You guys, Looper is really good. Normally I leave futuristic time travel movies at least a little bit angry at plot holes and inconsistencies, but I bought everything about this movie. It's really well done, with good pacing. JGL's Bruce Willis makeup wasn't even as distracting as I thought it was going to be, and the face he made the whole movie was VERY entertaining.

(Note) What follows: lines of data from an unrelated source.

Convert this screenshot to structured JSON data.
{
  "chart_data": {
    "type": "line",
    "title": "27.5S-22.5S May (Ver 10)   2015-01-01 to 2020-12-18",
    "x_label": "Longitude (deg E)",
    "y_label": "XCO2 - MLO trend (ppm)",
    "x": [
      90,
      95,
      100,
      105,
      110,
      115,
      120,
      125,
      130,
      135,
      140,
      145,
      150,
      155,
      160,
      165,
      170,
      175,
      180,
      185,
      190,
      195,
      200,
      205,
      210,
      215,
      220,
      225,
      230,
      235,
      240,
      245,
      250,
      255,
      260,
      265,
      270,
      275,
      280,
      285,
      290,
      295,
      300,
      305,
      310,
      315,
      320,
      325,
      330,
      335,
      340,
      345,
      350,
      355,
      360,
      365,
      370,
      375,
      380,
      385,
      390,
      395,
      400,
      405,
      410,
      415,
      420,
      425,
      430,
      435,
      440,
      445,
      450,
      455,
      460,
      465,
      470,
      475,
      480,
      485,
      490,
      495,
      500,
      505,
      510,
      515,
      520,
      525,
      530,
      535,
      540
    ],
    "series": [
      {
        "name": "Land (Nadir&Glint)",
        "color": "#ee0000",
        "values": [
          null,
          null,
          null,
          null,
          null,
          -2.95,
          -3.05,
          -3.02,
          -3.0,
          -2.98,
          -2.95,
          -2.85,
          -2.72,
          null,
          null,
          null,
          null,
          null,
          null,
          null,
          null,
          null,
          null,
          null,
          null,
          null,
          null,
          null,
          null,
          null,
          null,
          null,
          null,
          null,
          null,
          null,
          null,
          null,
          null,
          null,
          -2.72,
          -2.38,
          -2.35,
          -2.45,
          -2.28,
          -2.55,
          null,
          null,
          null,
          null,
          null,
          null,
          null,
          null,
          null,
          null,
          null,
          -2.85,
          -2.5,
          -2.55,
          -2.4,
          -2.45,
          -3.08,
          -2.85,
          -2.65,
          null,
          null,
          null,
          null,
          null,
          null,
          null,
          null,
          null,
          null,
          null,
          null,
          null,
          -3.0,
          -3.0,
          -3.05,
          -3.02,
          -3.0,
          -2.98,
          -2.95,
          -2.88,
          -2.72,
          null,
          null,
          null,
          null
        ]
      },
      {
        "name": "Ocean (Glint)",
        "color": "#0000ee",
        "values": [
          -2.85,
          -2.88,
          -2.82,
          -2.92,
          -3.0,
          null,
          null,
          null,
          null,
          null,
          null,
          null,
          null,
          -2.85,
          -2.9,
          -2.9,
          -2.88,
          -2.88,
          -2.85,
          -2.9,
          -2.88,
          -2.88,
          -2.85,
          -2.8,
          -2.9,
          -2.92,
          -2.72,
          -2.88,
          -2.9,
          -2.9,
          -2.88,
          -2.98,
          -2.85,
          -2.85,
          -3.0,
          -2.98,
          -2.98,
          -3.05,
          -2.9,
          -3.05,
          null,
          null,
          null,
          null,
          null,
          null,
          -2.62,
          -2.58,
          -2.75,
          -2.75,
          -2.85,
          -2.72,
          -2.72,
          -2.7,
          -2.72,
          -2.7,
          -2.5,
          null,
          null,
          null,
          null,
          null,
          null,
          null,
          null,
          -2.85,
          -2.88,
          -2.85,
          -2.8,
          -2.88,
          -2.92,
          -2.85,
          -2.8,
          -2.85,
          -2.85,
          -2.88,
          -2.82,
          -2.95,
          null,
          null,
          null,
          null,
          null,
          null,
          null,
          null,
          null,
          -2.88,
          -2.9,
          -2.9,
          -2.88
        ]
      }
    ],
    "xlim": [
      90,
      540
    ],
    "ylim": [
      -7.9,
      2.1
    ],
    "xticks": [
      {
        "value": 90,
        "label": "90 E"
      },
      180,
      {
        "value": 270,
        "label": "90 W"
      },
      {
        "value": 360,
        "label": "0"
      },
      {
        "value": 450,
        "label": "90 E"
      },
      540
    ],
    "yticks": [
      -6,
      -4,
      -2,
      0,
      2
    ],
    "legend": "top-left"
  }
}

Don't bother sticking around after the credits to see the Looper bloopers. There aren't any. Which hasn't prevented me from yelling LOOPER BLOOPERS every 10 minutes ever since I saw this movie three days ago.

Samsara

Samsara is a movie shot in 70mm, with no dialogue, just atmospheric music and a bunch of great shots of people and places. It's neato and well worth watching. What I want to talk about, though, is the audience that was at this goddamn thing--I've never seen so much gentle bafflement at the very simple goings-on of the Hollywood Arclight. Basically, when you buy your ticket you pick which seats you want, then you look at the seat numbers on your ticket, and then you walk to those seats. It's pretty straightforward. Unless you're a very stoned, or possibly just very stupid, person with tickets to Samsara, and then what you do is sit in the wrong seat and get really confused when other people ask you to move out of their seats. The situation is exacerbated by the equally stoned or stupid nature of the people asking you to move, as everyone involved compares their tickets and stares really hard at the seat numbers and hunches around from row to row. It is a very entertaining thing to watch as a non-stoned member of the audience. Also, we didn't have to yell at anyone for texting, so I guess what I'm saying is this was the best audience that's ever been in a movie theater.